Gun-jumping: operações de concentração à margem da lei
A experiência e competência na assessoria e o acompanhamento de operações de concentração é uma mais-valia para mitigar a hipótese de incorrer numa situação de gun-jumping.
Todos os dias, quatro dezenas de fusões e aquisições são realizadas, em média, na Europa e, mesmo num ano atípico como o de 2020, o número de operações de concentração ultrapassou os 14.500 (num montante superior a 650 mil milhões de euros), segundo dados do Institute for Mergers, Aquisitions and Alliances (IMAA). Cerca de 300 operações são tipicamente notificadas à Comissão Europeia e, no ano em causa, cerca de 50 de um total de aproximadamente centena e meia foram notificadas em Portugal à Autoridade da Concorrência.
Pela dimensão e área geográfica das empresas envolvidas, volume de negócios e quota de mercado, são várias as operações de concentração que estão isentas de notificação e autorização legais, mas outras há que, embora a elas obrigadas, avançam à margem da lei, com prejuízo para a transparência, a competitividade e a salvaguarda dos interesses terceiros, inclusive dos consumidores. São estas as situações que recebem o nome de gun-jumping, uma expressão tipicamente usada no desporto, para designar aqueles que avançam antes do “tiro de partida”. Neste caso, o nome refere-se às empresas que avançaram para uma operação de concentração sujeita a aprovação prévia sem terem notificado a Autoridade da Concorrência.
As consequências? Sempre que uma operação de concentração sujeita a notificação e aprovação prévia ocorre sem conhecimento e não oposição das autoridades competentes estão previstas multas que podem chegar a 10% do volume de negócios das empresas infratoras.
O valor das coimas aplicado começou por ser relativamente reduzido, assim como o número de empresas sancionadas. Se este pode ter sido interpretado como um sinal de brandura por parte de algumas empresas, que decidiram optar conscientemente pelo gun-jumping, a realidade é atualmente diferente: a Comissão Europeia está a levar este tema muito a sério e as decisões institucionais têm vindo a endurecer nos últimos anos. O objetivo é evitar que seja criada ou reforçada uma posição dominante de mercado que resulte em graves entraves à concorrência.

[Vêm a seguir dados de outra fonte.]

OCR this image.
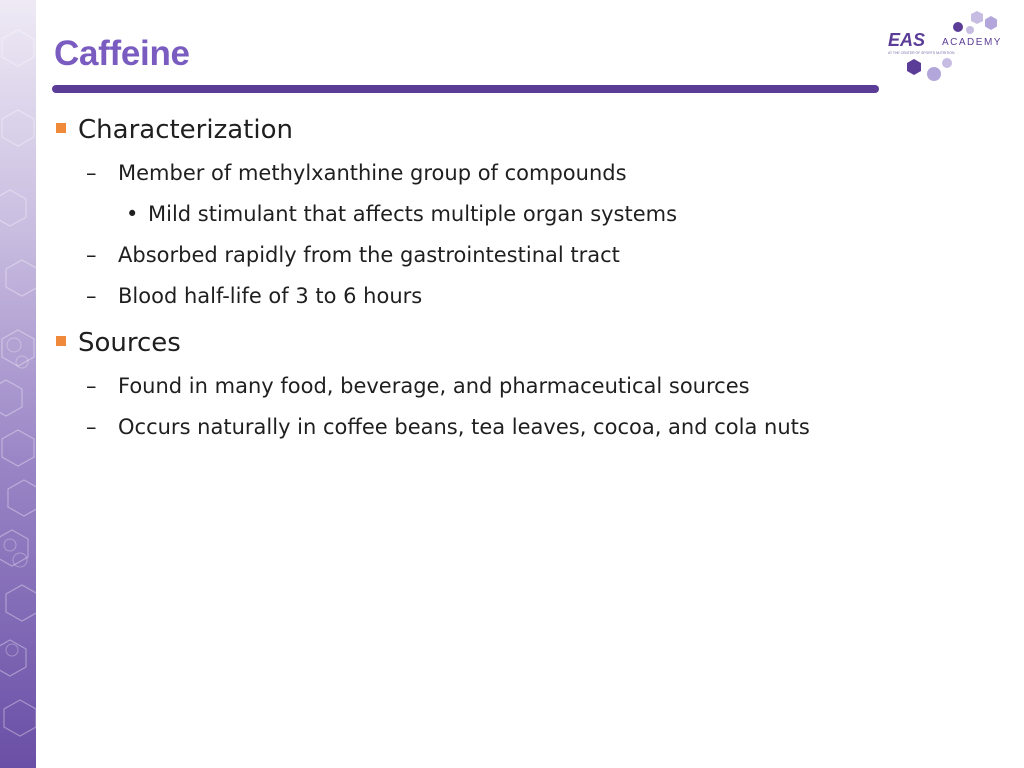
Caffeine	EAS ACADEMY
AT THE CENTER OF SPORTS NUTRITION
Characterization
– Member of methylxanthine group of compounds
• Mild stimulant that affects multiple organ systems
– Absorbed rapidly from the gastrointestinal tract
– Blood half-life of 3 to 6 hours
Sources
– Found in many food, beverage, and pharmaceutical sources
– Occurs naturally in coffee beans, tea leaves, cocoa, and cola nuts
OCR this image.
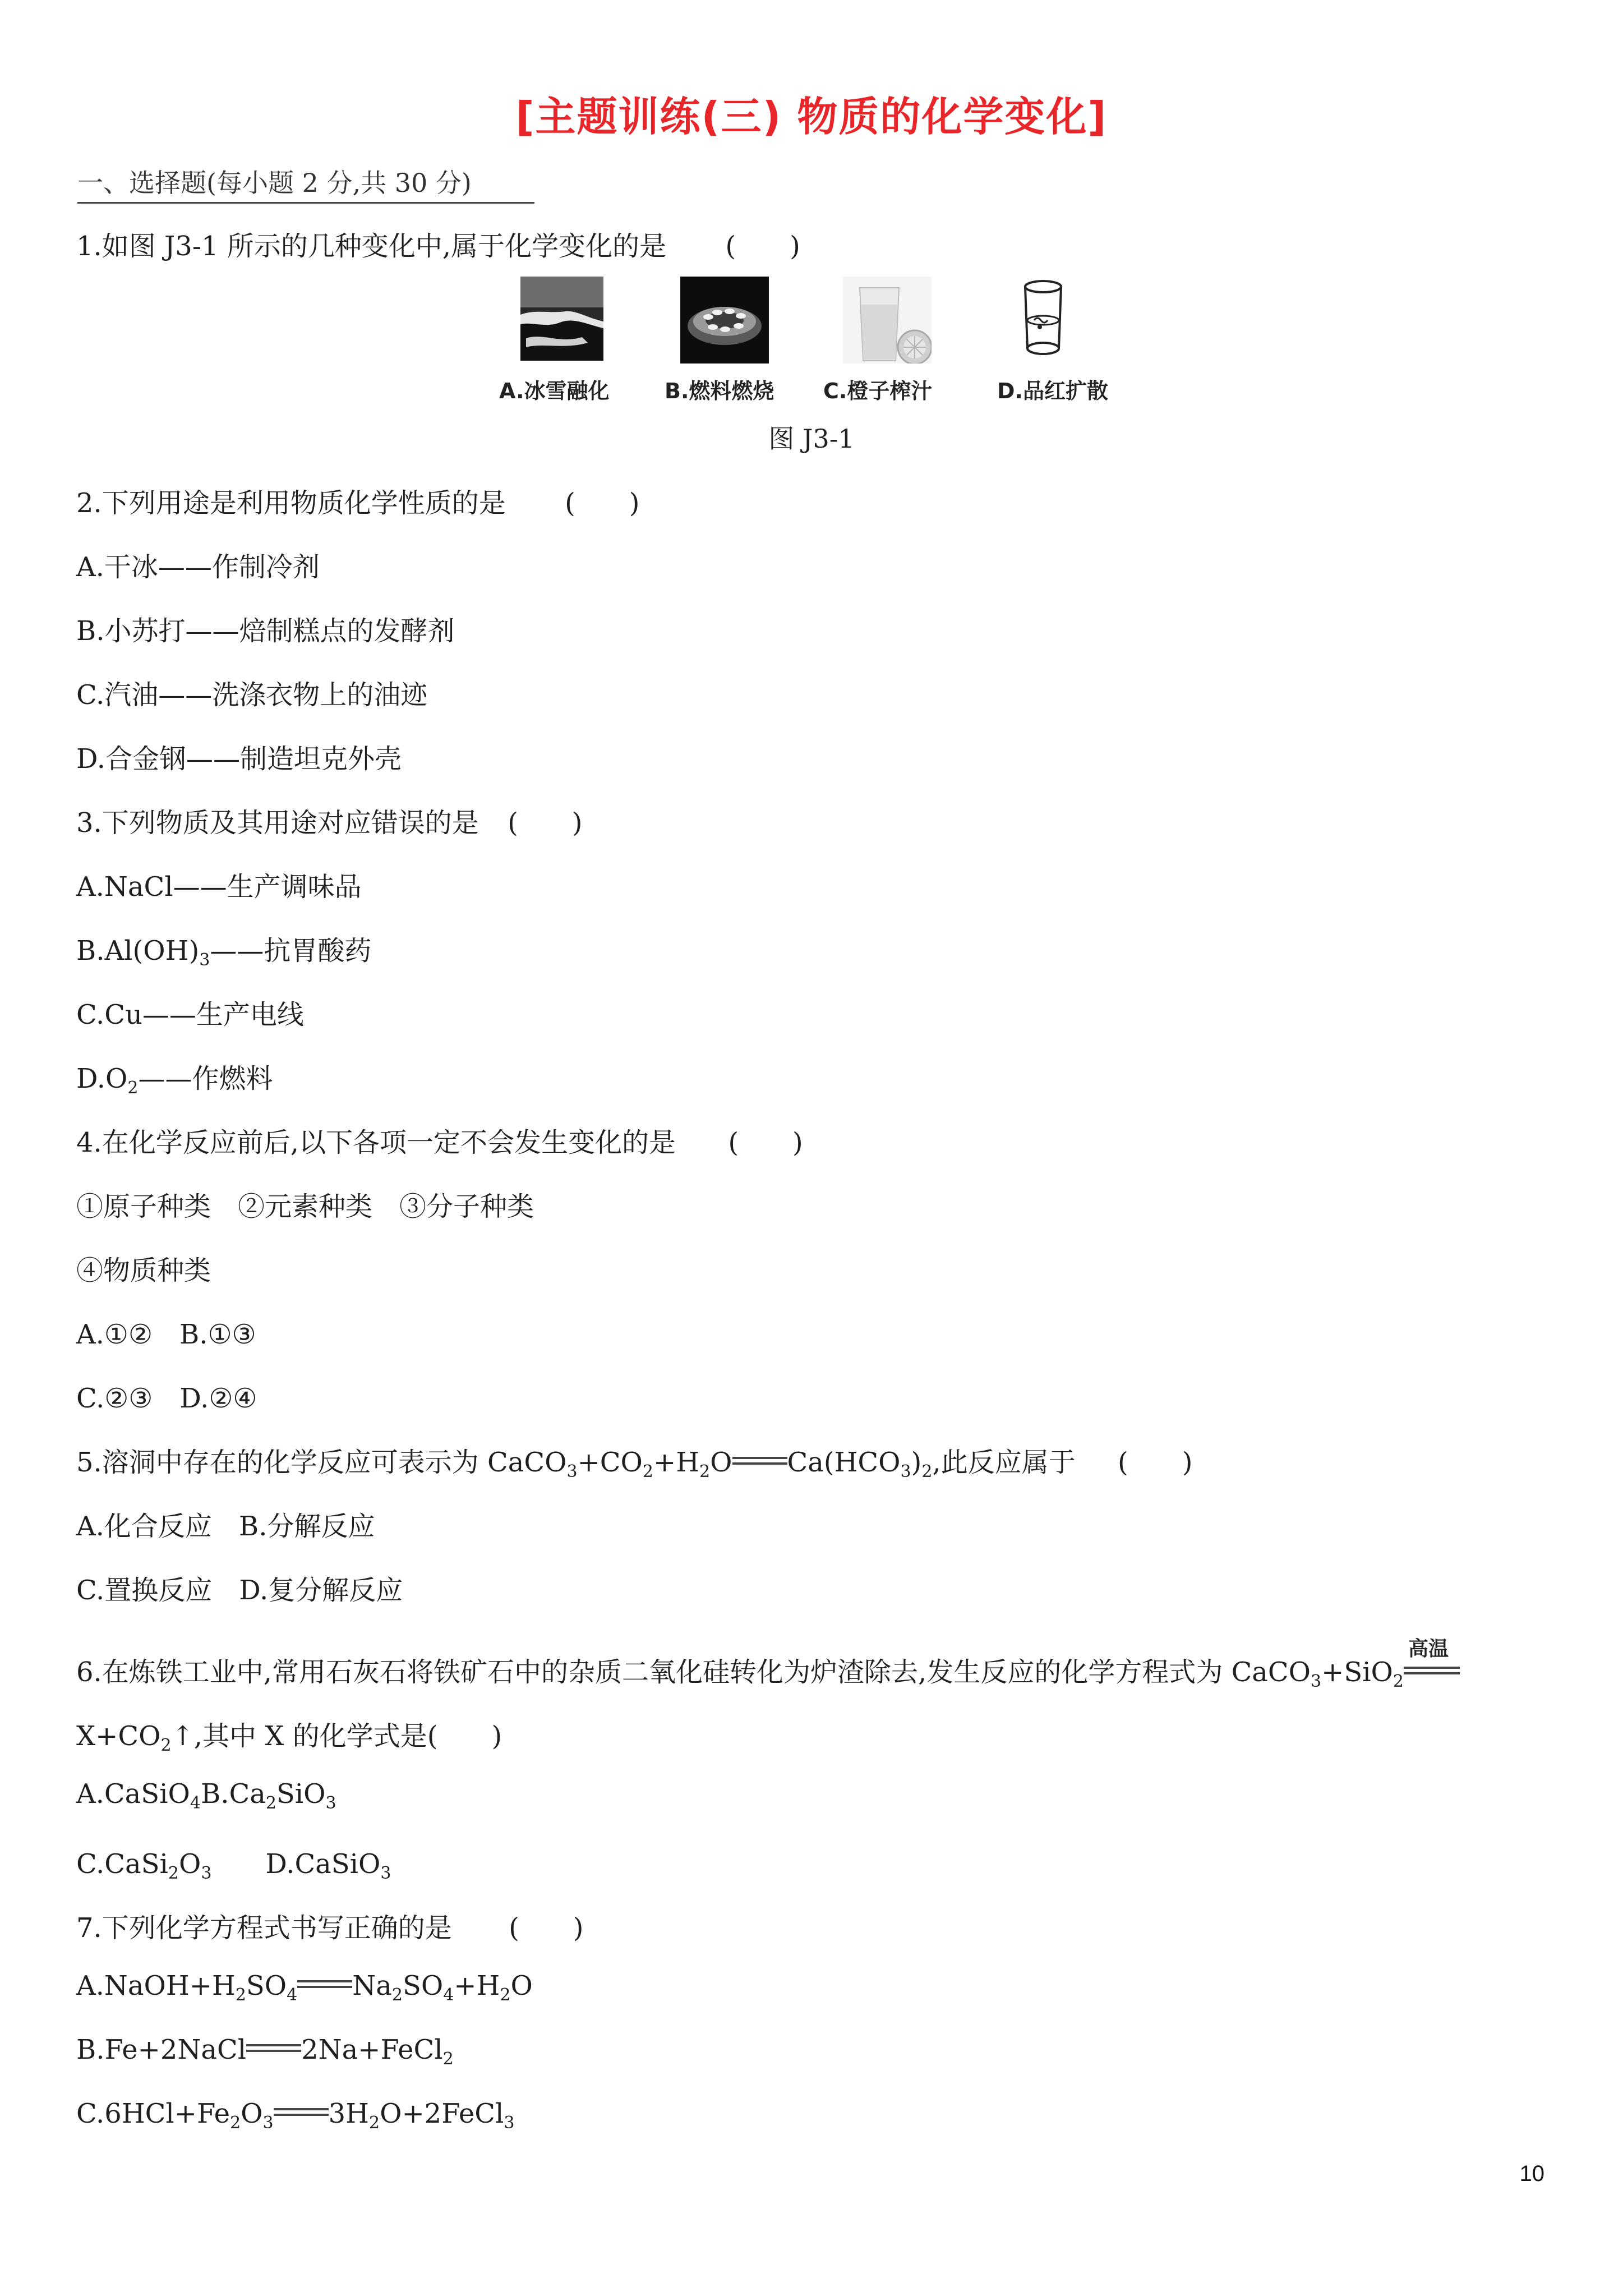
[主题训练(三) 物质的化学变化]
一、选择题(每小题 2 分,共 30 分)
1.如图 J3-1 所示的几种变化中,属于化学变化的是 (　　)
A.冰雪融化	B.燃料燃烧 C.橙子榨汁	D.品红扩散
图 J3-1
2.下列用途是利用物质化学性质的是 (　　)
A.干冰——作制冷剂
B.小苏打——焙制糕点的发酵剂
C.汽油——洗涤衣物上的油迹
D.合金钢——制造坦克外壳
3.下列物质及其用途对应错误的是 (　　)
A.NaCl——生产调味品
$B.Al(OH)_3——$抗胃酸药
C.Cu——生产电线
$D.O_2——$作燃料
4.在化学反应前后,以下各项一定不会发生变化的是 (　　)
①原子种类　②元素种类　③分子种类
④物质种类
A.①②　B.①③
C.②③　D.②④
5.溶洞中存在的化学反应可表示为 $CaCO_3+CO_2+H_2O$ $Ca(HCO_3)_2$,此反应属于 (　　)
A.化合反应　B.分解反应
C.置换反应　D.复分解反应
6.在炼铁工业中,常用石灰石将铁矿石中的杂质二氧化硅转化为炉渣除去,发生反应的化学方程式为 CaCO$_3$+SiO$_2$
高温
$X+CO_2↑$,其中 X 的化学式是(　　)
$A.CaSiO_4B.Ca_2SiO_3$
$C.CaSi_2O_3$　　D.CaSiO$_3$
7.下列化学方程式书写正确的是 (　　)
$A.NaOH+H_2SO_4$ $Na_2SO_4+H_2O$
B.Fe+2NaCl 2Na+FeCl$_2$
$C.6HCl+Fe_2O_3$ $3H_2O+2FeCl_3$
10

Ainda assim, as situações de gun-jumping persistem e a análise dos casos sancionados deixa, em muitos dos casos, transparecer um denominador comum: as dúvidas das empresas relativamente aos critérios que definem a obrigatoriedade de notificação ou a sua dispensa. Se é certo que o desconhecimento não pode ser utilizado como justificativo para o incumprimento, também é verdade que os valores-limite em vigor na Lei da Concorrência (Lei nº19/2012, de 8 de maio) se revestem de alguma subjetividade e dificuldade de aplicação, deixando margem para dúvidas e interpretações díspares. A este respeito, assume particular importância a definição da quota de mercado e a delimitação do mercado geográfico, dois critérios que podem determinar a obrigatoriedade ou a dispensa de notificação de uma operação de concentração pelas empresas envolvidas.

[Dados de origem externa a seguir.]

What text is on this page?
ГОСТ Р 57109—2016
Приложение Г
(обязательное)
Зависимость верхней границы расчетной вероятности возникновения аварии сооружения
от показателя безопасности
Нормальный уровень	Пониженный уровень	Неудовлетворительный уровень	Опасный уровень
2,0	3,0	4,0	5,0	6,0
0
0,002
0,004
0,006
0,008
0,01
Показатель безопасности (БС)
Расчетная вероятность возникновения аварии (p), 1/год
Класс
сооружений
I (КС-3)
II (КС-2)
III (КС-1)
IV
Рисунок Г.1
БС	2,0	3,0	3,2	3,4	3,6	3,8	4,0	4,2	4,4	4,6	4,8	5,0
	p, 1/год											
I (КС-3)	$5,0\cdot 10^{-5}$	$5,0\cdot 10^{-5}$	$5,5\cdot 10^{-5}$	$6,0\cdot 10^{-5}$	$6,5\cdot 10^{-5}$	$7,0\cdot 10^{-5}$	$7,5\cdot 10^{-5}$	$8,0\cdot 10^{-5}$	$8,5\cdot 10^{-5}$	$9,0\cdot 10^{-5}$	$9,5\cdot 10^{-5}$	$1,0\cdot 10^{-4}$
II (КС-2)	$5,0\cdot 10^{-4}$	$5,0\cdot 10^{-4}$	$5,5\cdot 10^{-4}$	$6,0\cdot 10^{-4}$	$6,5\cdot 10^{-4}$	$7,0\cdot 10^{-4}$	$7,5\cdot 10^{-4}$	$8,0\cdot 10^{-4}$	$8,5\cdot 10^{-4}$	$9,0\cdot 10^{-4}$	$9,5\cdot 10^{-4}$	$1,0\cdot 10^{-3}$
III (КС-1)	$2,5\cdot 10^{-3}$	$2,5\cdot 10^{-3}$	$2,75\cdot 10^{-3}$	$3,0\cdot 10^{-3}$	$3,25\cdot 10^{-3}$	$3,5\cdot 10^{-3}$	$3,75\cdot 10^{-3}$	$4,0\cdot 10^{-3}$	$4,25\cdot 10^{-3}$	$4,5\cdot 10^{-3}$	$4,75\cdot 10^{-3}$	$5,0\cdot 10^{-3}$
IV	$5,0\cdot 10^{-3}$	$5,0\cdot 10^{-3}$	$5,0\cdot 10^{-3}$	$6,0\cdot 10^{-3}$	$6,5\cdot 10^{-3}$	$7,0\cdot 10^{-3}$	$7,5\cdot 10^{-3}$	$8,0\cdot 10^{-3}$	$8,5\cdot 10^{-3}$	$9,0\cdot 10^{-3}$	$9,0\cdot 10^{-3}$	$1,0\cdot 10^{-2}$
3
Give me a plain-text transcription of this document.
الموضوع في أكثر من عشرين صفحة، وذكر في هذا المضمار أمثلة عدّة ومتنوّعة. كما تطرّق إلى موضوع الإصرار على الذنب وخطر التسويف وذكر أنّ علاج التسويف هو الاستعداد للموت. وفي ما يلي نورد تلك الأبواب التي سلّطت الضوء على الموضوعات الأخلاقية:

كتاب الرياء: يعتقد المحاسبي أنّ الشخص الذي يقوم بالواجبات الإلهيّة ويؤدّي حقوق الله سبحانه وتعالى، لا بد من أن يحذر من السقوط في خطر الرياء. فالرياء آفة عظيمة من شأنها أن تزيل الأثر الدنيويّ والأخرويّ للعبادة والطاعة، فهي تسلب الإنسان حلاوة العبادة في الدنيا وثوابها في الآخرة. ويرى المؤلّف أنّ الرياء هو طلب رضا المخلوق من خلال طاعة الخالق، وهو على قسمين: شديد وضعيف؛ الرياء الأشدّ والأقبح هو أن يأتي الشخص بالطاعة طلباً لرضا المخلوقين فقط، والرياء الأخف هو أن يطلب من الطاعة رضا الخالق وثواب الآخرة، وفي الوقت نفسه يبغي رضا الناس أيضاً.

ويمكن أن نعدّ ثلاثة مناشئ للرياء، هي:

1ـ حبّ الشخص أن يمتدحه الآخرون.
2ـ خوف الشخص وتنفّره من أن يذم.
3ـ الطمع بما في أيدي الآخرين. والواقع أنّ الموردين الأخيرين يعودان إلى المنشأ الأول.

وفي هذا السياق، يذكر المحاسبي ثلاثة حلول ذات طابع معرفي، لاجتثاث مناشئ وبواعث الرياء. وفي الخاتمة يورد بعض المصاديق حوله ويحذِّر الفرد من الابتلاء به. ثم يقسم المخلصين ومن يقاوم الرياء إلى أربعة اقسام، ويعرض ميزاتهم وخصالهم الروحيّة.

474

Vejamos agora o exemplo de uma empresa que tem a sua atividade económica maioritariamente localizada numa determinada região, embora com um conjunto de clientes proveniente de vários outros pontos do país. Neste caso deve analisar-se as consequências ao nível da concorrência no distrito ou no país? Essa determinação vai definir se a empresa ultrapassa ou não os limites definidos por lei. Considerando o país como mercado da empresa, a sua quota de mercado provavelmente não obrigará à notificação. Se for considerado o distrito, esta notificação terá mais probabilidade de ser obrigatória no âmbito do Regulamento da União Europeia sobre Operações de Concentração e da Lei da Concorrência.
Situações como esta ilustram a complexidade de que se reveste a vertente legal de múltiplas operações de concentração que a priori podem parecer simples. A experiência e competência na assessoria e o acompanhamento de operações de concentração é, por isso, uma mais-valia para mitigar a hipótese de incorrer numa situação de gun-jumping, um risco para a qual parte significativa das empresas não está sensibilizada. Além de multas avultadas, avançar antes do “tiro de partida” pode obrigar as empresas a volte-faces estratégicos mais penalizadores.